The imprint of Goethe's character and genius which Werther made on the mind of his contemporaries was never effaced during his lifetime, and was even a source of embarrassment to him in his future development. For years after its appearance he found it necessary to travel incognito to avoid being pointed at as "the author of Werther"; and in the case of each of his subsequent productions the reading public had a feeling of disappointment that they were not receiving what they expected from the writer who had once so profoundly moved them. In truth, probably no book ever given to the world has made such an instantaneous, profound, and general sensation as Werther.

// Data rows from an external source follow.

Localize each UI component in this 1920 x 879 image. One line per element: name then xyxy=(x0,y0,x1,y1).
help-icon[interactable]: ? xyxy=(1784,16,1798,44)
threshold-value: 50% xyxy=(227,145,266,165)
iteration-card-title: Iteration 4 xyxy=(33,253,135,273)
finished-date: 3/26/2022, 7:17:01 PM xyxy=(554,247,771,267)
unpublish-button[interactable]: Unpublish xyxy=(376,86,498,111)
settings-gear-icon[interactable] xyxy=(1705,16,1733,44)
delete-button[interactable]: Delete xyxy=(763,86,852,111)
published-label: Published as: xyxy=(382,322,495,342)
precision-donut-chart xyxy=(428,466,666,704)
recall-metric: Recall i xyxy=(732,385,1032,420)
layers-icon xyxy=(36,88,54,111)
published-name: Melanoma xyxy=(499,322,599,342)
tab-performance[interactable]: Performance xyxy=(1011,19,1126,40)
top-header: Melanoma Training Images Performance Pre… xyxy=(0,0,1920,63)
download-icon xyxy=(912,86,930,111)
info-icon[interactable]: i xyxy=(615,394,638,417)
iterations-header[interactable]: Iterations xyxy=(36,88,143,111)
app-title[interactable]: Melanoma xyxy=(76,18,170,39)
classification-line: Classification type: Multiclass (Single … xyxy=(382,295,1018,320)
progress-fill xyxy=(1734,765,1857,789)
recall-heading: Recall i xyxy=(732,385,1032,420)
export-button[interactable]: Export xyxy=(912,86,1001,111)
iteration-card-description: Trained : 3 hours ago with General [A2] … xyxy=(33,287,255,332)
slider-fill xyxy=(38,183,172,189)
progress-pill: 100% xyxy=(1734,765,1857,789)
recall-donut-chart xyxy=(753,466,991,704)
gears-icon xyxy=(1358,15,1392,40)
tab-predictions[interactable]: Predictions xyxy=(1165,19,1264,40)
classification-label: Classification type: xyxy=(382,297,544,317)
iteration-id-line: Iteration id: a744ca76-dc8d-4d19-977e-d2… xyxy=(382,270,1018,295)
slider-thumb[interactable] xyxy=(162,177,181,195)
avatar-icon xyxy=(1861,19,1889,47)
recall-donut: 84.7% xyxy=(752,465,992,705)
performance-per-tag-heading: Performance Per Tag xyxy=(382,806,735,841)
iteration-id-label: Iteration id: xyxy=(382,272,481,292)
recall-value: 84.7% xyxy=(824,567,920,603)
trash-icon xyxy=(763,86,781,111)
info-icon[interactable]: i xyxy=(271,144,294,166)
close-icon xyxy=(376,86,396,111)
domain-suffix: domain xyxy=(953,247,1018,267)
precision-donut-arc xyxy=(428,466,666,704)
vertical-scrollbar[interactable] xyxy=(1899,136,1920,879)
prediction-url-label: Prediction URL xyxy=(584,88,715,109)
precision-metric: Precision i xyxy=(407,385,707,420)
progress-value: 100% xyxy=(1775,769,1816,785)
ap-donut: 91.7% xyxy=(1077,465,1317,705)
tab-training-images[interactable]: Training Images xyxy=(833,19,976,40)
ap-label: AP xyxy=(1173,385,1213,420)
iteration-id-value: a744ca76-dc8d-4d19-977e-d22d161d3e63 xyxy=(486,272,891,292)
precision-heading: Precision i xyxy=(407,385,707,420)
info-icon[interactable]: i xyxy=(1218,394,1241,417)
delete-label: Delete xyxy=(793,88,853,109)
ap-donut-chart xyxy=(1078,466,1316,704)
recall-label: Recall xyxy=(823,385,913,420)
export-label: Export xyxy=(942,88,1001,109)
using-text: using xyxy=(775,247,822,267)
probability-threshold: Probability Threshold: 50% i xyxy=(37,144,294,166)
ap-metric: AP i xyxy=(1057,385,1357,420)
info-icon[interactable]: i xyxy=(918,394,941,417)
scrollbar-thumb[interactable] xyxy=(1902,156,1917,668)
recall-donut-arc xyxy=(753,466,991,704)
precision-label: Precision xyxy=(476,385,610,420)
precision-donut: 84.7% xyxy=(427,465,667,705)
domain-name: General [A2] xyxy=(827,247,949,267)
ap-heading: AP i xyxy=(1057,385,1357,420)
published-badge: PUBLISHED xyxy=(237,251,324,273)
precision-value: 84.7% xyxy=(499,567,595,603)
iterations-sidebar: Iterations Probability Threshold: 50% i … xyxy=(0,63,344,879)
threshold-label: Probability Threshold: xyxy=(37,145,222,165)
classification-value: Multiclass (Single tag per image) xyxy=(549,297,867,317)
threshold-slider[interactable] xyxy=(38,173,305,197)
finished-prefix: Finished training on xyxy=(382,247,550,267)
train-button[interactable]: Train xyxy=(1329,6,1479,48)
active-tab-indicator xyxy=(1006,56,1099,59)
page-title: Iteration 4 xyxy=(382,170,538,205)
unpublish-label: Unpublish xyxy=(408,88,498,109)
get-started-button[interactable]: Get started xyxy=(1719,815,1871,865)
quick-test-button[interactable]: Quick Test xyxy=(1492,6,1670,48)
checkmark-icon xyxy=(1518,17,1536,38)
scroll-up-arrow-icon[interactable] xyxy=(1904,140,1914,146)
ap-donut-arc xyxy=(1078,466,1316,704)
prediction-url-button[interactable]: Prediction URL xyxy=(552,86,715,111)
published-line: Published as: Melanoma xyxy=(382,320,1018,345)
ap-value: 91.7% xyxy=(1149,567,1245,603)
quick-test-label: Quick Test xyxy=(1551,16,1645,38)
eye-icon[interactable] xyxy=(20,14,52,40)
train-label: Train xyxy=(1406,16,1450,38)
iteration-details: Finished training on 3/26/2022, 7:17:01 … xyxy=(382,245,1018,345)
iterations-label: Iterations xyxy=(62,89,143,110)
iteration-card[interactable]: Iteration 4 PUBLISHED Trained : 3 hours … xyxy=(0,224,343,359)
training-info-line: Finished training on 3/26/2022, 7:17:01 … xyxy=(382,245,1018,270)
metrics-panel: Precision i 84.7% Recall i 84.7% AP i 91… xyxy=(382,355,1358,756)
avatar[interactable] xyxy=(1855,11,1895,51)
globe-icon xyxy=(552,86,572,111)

The effect of Götz von Berlichingen had as yet been confined to Germany; on the publication of Werther its author became a European figure in the world of letters. In Germany Werther was hawked about as a chap-book; within three years three translations appeared in France, and five years after its publication it was translated into English. The dress worn by Werther (borrowed from England), consisting of a blue coat, yellow vest, yellow hose, and top-boots, became the fashion of the day and was sported even in Paris.